5. Finally, we can be obliged to believe things we're not party to:
i) For instance, suppose a judge hears a case about breach of contract. The judge isn't party to the contract. Rather, the plaintiff and the defendant are the contractual parties. Yet the judge is obligated to believe certain truths about the contract. It's his duty to rule on the law and the facts of the case.
ii) Suppose a Martian heard St. John preaching the gospel. Jesus didn't die to make atonement for Martians. Suppose Martians are sinless.
So the terms of the gospel are irrelevant to a Martian. The offer of the gospel is not a promise to Martians.
Even so, our hypothetical Martian is still obliged to believe certain things about the gospel. If the gospel is true, then he has a duty to believe it's true.
iii) Likewise, suppose I'm reprobate. Suppose Jesus didn't make atonement for me.
Yet there can still be truths regarding the gospel that I'm obligated to believe. It's true that no one can be saved apart from the atonement.
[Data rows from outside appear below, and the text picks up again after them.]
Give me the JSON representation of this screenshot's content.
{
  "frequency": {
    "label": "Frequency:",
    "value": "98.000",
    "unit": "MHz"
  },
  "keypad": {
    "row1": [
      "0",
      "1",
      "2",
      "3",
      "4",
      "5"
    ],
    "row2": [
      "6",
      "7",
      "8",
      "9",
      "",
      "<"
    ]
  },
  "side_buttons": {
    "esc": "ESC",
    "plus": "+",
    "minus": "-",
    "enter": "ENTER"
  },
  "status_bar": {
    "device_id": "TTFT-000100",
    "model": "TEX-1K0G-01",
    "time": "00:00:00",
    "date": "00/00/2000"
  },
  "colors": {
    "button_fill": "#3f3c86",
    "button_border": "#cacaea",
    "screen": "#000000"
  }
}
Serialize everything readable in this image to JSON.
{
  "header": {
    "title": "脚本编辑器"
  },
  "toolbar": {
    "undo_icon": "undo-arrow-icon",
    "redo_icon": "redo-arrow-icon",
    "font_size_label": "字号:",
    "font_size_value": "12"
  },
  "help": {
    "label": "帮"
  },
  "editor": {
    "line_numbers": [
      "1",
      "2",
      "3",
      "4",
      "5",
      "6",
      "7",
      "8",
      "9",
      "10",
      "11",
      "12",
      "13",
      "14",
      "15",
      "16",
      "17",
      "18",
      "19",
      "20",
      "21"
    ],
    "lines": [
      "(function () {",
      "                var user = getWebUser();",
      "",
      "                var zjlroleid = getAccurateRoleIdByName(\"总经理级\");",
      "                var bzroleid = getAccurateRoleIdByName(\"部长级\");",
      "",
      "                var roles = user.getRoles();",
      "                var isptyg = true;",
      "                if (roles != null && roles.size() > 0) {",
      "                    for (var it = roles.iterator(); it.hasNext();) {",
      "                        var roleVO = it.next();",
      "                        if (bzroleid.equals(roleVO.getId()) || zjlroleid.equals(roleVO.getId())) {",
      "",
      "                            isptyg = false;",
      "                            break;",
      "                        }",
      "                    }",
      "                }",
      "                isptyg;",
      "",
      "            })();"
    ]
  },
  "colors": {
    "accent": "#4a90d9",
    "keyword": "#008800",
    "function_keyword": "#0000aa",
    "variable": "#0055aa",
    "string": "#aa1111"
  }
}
It is my duty to believe that, even if I'm excluded from the atonement. I can have an obligation to believe certain truths concerning the redemptive death of Christ regardless of whether he died to redeem me. Those are two distinct issues.
6. Now, a 4-point Calvinist might complain that a 5-point Calvinist has to introduce finespun qualifications to make limited atonement consistent with the universal offer–qualifications that are unnecessary for a 4-point Calvinist. These are gratuitous complications, made necessary by commitment to limited atonement.
However, 4-point Calvinism has its own complications. It must qualify its position to make it consistent with the fact that the offer of the gospel is not universal in time and space. In what, sense, then, is there a duty to believe it? In what sense is that a precondition for divine judgment? Likewise, the 4-point Calvinist must qualify his position to make it consistent with limited election.
Therefore, both positions have complications. Indeed, 4-point Calvinism has some complications that 5-point Calvinism avoids. The distinctives of each position give rise to corresponding caveats.